Cultura e Spettacoli

Scrittori postminimalisti? No, neobanali

Da Leavitt a McInerney, gli autori Usa anni '80 non riescono a rinnovarsi

Massimiliano Parente

Quale fine ha fatto quel gruppo di giovani autori americani degli anni '80 che Fernanda Pivano etichettò come «postminimalisti»? Attenzione, già quando leggete «post» abbiate dubbi, dopo decenni di Lyotard e Harvey e Barthes e Eco non si è ancora riusciti a capire cosa volesse dire. In ogni caso, come ogni gruppo, c'è chi resta al palo (basti vedere il nostro Gruppo 63, è rimasto solo il grande Arbasino, oppure, recentemente, lo sfigatissimo gruppetto italiano dei TQ, morto sul nascere), chi cerca di riproporsi, chi è un outsider e prende il volo, come Duchamp con i dadaisti. Il modello ispiratore dei postminimalisti era più o meno Raymond Carver (e Hemingway, ma questa è più un'invenzione della Pivano, capace di mettere Hemingway ovunque), mentre Bret Easton Ellis si staccò dal gruppo con un capolavoro, American Phsyco. Del quale lui stesso restò vittima, era talmente bello da essere insuperabile. Almeno per lui. Tra tutti, Ellis è stato il più onesto, dopo American Phsyco è andato avanti con pochissimi libri e infine, dopo qualche anno, è purtroppo tornato sui suoi passi con un remake in chiave adulta di Meno di Zero (Imperial Bedrooms, minestra riscaldatissima, gli stessi personaggi ma adulti, fanno e pensano le stesse cose). Ora si dedica a sceneggiare film e a twittare perfino contro David Foster Wallace, che non apparteneva a nessun gruppo, solo al suo genio, e ne aveva così tanto da suicidarsi, impiccandosi con un romanzo immane e incompiuto in uno scatolone. Siccome Wallace scriveva opere assolute come Infinite Jest, fu bollato come massimalista (e allora Dostoevskij, Joyce, Proust, Gadda, cosa erano? Premassimalisti?). David Leavitt, di contro, diventò l'esponente di un minimalismo gay, coniugando omosessualità, sentimentalismo e l'AIDS (miglior romanzo, forse, Eguali amori), e dopo continuò su un sentierino romanzesco-gay sempre più stereotipato.

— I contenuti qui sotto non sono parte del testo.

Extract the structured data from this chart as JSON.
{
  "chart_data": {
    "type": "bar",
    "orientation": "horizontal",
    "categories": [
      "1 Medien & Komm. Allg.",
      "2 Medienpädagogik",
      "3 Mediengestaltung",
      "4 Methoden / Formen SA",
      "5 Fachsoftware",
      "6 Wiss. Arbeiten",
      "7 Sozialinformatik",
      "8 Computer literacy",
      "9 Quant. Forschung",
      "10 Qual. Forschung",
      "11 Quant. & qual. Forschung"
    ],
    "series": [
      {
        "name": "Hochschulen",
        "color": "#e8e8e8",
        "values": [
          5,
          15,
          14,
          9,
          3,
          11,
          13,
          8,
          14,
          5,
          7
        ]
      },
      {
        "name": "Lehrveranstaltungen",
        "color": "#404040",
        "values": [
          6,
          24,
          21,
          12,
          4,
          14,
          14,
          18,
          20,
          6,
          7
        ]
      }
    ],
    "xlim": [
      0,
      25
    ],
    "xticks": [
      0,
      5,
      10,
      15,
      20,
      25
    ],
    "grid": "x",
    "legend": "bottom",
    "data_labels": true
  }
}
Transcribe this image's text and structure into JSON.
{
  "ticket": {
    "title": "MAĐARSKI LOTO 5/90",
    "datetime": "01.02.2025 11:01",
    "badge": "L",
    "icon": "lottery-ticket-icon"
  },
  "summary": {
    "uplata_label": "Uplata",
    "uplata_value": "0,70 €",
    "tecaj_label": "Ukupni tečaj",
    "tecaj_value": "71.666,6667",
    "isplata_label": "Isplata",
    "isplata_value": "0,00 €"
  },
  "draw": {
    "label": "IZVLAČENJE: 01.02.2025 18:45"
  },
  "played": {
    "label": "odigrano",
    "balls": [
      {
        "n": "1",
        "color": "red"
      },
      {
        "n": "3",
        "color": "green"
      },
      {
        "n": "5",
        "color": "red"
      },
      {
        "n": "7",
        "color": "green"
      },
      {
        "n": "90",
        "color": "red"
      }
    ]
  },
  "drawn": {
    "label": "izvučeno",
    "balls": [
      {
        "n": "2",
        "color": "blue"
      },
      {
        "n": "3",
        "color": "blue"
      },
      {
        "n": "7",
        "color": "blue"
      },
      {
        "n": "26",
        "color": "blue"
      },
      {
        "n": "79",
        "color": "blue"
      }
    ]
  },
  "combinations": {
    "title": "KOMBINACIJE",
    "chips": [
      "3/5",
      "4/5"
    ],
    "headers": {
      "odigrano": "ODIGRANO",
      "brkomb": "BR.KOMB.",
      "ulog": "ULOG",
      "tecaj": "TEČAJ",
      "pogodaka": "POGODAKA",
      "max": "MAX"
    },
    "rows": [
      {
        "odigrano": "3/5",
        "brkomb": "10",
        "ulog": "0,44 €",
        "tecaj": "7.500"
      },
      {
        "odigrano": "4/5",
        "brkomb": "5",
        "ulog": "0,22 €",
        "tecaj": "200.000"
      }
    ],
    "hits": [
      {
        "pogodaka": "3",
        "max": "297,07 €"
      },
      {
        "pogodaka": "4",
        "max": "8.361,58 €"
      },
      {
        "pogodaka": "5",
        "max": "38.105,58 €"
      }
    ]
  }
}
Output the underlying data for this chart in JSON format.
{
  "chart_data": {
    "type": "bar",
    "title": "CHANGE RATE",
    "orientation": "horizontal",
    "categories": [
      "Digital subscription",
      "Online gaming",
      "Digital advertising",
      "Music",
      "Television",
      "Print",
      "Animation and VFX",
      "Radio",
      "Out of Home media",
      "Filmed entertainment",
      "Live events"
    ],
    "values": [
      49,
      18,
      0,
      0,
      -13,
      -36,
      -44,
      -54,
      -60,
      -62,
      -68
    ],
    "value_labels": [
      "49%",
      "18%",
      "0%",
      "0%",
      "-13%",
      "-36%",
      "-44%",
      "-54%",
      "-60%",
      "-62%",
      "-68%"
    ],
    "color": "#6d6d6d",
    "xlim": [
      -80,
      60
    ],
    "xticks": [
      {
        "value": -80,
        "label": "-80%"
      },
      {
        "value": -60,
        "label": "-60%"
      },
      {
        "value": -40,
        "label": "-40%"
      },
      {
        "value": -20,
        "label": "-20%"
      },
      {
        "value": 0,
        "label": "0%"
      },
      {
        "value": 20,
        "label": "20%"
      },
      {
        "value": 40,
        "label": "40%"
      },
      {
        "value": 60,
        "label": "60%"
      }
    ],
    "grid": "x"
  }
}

C'era, poi, Jay McInerney, dalla Pivano molto amato e osannato, il quale esordì con Le mille luci di New York e che esce adesso, in Italia per Bompiani, con l'ultimo romanzo, La luce dei giorni, chiudendo la trilogia iniziata con Si spengono le luci (ma quante luci, abita in un luna park?) e proseguita con Good life. Il problema di McInerney è essere rimasto insabbiato nella retorica della fine del sogno americano, nella descrizione stanca delle vite comuni dell'upper class. I protagonisti, Russell Calloway, editore, e sua moglie Corrine, vivono una vita agiata ma insoddisfatta, per le solite ragioni già vivisezionate dai grandi scrittori modernisti e dell'800, da Flaubert a Tolstoj, da James a Proust. Grandi feste ipocrite di beneficenza, grandi amori clandestini sullo sfondo del post 11 settembre e della crisi economica. È il paraculismo standard per sembrare impegnati: racconti una storia noiosa ma la colpa è del contesto sociale.

In generale non se ne può più di queste coppie che annaspano in se stesse con la scusa della critica al capitalismo, con tanto di descrizioni di amplessi tra amanti su cui ci si addormenta, tipo: «Jeff la solleva tra le braccia e la porta sul letto senza staccare le labbra dalle sue. Si divincolano dai vestiti quasi fossero in fiamme, e lei gli slaccia a strattoni la cintura mentre lui cerca a tentoni il gancetto del reggiseno... Lui ha ancora i pantaloni intorno alle caviglie quando, piegato su di lei, la penetra». Un miracolo che sia riuscito a penetrarla, con tutto questo andare a tentoni e i vestiti in fiamme e strattoni e labbra incollate.

Se fosse la descrizione di un rapporto sessuale di Nanni Moretti ci starebbe, purtroppo è solo il sesso ai tempi del post-postminimalismo, il neobanalismo.